Deterioration of health care, smoking and changes in diet would require much more time to increase mortality by so much, while increased pollution is not an acceptable explanation due to the collapse of industrial output.

While deterioration of the Russian diet, the collapse of its health care system as well as increased deaths due to accidents, murders and suicides undoubtedly contributed to increased mortality in Russia, they cannot explain the sudden magnitude of the increase. This leaves two major competing explanations for the mortality crisis – either increased alcohol consumption or heightened stress factors.


The major explanation popular in the West, as it absolves the West of responsibility, attributes the mortality spike to increased alcohol consumption in the late 1980s and early 1990s after Gorbachev’s anti-alcoholism campaign.

Deaths due to alcohol poisoning are generally considered a better indicator of actual alcohol consumption as some alcohol consumed is produced illegally or smuggled into the country. Such deaths per 100,000 inhabitants increased from 10 in 1990-1991 to nearly 40 in 1994, exceeding the number of deaths due to suicide and murders.

The increased intake of alcohol can, in turn, be attributed to the lower prices of spirits in the early 1990s. But this alcohol explanation does not stand up to critical scrutiny. After all, as with most other goods, demand for alcohol is inversely related to price and positively to personal income and spending capacity.

First, during some periods, per capita alcohol consumption and death rates moved in opposite directions, e.g., alcohol consumption rose or remained stable during 2002-2009, while death rates – also due to external causes, accidents, murders, suicides and poisoning – fell.

Second, per capita alcohol consumption levels in the 1990s were equal to or lower than in the early 1980s, whereas the total death rate increased by over half and deaths due to external causes doubled!

Although strongly correlated with the mortality rate, higher alcohol consumption was not an important independent cause, but also exacerbated by the same stress factors as the mortality rate itself.

The simultaneous increase in the total death rate, deaths due to external causes, and alcohol consumption were thus all driven by another factor, namely stress.

What were these sources of increased stress and why did they increase premature deaths? Stress factors due to the economic ‘shock therapy’ following the demise of the Soviet Union are associated with the rise in unemployment, labour mobility, migration, divorce, wealth, and income inequalities.

A stress index incorporating these variables turns out to be a surprisingly good predictor of changes in life expectancy in post-communist economies, especially in the Russian Federation.
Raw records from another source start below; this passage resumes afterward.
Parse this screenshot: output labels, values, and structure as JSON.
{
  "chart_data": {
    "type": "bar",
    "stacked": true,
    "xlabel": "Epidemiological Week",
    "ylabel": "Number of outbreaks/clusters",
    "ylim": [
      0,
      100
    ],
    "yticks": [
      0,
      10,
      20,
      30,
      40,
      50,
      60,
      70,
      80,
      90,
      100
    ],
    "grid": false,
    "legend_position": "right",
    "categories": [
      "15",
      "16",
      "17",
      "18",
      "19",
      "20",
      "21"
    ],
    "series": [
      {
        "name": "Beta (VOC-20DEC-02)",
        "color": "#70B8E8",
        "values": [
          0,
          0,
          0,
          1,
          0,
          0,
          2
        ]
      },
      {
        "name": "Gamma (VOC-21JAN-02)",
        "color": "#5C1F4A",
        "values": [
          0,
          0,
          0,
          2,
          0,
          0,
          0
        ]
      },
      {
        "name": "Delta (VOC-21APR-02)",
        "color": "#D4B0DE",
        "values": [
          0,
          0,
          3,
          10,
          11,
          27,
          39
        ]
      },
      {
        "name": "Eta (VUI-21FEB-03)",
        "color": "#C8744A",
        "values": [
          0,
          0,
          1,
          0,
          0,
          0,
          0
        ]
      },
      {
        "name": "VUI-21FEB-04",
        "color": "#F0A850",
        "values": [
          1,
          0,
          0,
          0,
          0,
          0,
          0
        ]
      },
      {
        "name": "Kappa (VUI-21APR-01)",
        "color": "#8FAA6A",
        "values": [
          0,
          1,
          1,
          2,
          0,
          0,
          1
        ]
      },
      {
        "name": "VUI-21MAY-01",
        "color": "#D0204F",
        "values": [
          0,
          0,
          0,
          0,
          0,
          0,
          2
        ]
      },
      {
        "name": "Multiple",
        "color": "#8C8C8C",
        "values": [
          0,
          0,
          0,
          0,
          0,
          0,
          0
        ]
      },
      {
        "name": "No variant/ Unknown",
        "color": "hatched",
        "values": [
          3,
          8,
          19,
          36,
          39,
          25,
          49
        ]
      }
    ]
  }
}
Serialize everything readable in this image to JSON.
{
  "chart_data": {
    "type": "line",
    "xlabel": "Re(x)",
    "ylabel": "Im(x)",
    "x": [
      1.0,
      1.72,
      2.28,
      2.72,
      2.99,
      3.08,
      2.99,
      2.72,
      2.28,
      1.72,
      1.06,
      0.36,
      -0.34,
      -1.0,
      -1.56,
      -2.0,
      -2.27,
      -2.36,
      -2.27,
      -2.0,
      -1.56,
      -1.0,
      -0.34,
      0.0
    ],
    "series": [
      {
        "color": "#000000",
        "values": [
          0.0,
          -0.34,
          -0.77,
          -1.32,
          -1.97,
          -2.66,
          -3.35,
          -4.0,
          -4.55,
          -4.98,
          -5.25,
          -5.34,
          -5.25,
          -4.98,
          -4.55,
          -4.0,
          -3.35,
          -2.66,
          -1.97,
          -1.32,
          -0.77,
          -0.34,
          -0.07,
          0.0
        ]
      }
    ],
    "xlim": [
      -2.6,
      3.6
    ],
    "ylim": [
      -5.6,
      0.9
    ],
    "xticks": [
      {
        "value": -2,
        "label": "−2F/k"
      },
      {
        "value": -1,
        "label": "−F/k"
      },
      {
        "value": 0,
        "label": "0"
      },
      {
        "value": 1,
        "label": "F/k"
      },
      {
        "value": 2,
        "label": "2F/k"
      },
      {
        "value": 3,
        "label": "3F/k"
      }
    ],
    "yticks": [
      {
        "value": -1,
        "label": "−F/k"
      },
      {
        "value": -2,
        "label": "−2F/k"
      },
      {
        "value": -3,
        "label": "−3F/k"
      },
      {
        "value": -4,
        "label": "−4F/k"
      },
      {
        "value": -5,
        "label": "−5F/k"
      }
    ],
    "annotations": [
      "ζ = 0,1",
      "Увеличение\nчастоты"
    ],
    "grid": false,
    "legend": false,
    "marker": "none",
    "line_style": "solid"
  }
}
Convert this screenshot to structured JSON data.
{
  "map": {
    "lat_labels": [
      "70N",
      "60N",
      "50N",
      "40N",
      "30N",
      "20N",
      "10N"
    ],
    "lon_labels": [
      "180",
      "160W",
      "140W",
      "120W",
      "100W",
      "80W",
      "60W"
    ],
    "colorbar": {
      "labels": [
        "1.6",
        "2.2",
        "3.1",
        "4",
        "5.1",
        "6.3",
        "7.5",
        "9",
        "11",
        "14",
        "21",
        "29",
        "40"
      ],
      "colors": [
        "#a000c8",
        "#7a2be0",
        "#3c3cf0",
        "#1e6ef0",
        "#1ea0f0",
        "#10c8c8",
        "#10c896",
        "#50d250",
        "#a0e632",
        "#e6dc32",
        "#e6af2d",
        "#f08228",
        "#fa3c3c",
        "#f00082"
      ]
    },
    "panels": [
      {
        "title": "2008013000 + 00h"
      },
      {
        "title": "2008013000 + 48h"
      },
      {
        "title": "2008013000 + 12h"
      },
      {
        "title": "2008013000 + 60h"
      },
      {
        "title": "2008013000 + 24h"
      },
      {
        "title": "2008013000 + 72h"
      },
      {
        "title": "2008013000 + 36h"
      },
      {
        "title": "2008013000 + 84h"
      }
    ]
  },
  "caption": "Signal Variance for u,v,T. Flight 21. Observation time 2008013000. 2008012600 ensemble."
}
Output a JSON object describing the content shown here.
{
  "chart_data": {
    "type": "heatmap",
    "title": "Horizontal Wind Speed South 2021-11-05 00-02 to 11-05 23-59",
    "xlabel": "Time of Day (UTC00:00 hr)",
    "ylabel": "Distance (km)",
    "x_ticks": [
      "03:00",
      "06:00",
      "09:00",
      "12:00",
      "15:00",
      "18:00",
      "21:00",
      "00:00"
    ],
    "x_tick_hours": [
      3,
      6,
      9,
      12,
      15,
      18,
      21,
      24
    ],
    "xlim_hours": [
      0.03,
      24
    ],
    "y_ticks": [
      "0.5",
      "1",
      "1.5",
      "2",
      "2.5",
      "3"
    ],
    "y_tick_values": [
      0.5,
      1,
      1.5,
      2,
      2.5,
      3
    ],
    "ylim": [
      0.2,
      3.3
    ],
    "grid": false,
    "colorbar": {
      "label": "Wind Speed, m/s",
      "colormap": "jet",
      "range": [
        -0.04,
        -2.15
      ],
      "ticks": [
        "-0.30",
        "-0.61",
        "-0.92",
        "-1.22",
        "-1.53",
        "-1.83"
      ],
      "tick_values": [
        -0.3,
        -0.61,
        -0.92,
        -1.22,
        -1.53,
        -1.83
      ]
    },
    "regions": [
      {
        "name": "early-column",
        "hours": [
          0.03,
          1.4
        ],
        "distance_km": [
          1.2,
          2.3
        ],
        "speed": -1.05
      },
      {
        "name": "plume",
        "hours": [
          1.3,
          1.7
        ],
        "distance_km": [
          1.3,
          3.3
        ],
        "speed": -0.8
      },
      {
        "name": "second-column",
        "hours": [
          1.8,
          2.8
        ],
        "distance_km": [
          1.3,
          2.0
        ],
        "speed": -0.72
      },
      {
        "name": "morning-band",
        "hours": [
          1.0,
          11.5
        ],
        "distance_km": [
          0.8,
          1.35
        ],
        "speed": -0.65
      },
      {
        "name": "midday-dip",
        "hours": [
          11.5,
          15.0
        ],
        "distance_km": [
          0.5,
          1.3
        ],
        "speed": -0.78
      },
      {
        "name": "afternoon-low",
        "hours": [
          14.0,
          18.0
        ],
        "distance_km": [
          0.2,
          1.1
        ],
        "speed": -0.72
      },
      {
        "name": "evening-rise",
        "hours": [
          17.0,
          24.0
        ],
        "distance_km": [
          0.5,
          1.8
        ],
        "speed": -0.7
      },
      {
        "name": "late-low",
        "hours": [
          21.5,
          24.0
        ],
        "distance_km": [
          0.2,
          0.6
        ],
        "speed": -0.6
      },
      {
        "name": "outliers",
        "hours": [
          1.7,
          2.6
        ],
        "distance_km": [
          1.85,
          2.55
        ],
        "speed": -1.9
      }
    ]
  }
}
The evidence shows that many men in their 40s and 50s – who had lost their jobs or had to move to another job and/or another region, or experienced increases in inequalities in their country/region, or had divorced their wives – were more likely to die prematurely in the 1990s.

To reiterate, the Russian mortality crisis of the 1990s was mainly due to the shock economic reforms that led to mass, especially labour dislocations, much greater personal and family economic insecurity and sharp increases in inequalities. The resulting dramatic rise in stress factors was therefore mostly responsible for the sharp rise in mortality.